Dari proyek kecil-kecilan di BPN yang hanya mengukur bidang tanah dengan menggunakan meteran, hingga proyek yang cukup menegangkan larap bendungan di pulau seberang yang sudah berpegang pada alat ukur TS (Total Station) yang kekinian. Autocad? Ya saya juga belajar program itu. Dan semua itu saya pelajari otodidak alias mandiri. Lalu bapak mertua saya? Untuk masalah alat dan program yang kekinian seperti itu sudah tidak tahu dan tidak mau lagi berpusing ria. Sudah tua katanya.

Namun utnuk konsep pengukuran, saya akui beliau ini tiada duanya. Hanya kerana konsep-konsep nya lah saya mau dan bisa belajar tentang pengukuran. Yup, saya belajar Total Station sendiri hanya berbekal konsep pengukuran dari beliau, sama halnya saat saya belajar Autocad pun.
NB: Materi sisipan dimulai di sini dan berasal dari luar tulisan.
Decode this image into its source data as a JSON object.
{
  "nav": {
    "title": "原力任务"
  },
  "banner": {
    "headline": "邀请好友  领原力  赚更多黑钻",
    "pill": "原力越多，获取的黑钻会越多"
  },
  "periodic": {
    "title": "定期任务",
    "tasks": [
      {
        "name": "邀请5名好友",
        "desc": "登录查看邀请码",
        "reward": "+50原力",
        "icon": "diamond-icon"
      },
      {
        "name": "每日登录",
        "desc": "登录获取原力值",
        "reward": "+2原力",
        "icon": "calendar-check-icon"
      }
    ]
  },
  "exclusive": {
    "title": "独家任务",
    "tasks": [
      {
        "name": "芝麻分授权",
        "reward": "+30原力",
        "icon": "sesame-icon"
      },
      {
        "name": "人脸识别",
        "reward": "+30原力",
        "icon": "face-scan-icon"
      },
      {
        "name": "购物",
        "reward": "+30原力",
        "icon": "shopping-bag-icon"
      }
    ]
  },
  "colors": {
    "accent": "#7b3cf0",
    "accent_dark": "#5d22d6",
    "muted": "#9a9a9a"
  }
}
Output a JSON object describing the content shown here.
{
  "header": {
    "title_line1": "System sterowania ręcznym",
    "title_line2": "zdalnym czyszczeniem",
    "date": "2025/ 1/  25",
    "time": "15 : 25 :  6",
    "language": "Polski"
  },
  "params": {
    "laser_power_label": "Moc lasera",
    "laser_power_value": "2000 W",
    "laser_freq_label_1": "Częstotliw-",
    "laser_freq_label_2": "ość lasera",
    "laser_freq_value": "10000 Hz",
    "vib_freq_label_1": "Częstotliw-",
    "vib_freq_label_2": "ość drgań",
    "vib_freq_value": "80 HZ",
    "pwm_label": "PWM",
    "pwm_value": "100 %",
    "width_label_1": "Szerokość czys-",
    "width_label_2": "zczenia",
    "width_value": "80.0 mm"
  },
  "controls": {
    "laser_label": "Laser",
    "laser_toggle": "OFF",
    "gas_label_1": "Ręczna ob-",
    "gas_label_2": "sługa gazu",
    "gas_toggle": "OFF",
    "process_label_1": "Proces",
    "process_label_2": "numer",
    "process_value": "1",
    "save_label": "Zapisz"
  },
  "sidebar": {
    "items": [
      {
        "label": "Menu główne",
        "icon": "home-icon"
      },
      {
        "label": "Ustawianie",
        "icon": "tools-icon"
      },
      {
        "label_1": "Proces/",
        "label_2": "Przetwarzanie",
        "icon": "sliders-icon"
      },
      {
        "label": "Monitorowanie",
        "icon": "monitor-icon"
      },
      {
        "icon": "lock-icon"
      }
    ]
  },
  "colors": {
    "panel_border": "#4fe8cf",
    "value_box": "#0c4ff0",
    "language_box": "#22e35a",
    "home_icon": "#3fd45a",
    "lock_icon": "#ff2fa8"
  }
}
Benar-benar tanpa mentor yang ahli di bidangnya. Makanya, saya masih berfikir keahlian saya di bidang ini masih sangat lah cetek. Ingin sekali rasanya belajar langsung dari yang master di biadang tersebut (Total station dan Autocad). Namun nyatanya tidak mudah mendapatkan hal itu. Harus berkorban waktu dan biaya yang banyak. Jika ada yang dekat dan sudi berbagi ilmu dengan newbi ini, alangkah bahagianya hati awak.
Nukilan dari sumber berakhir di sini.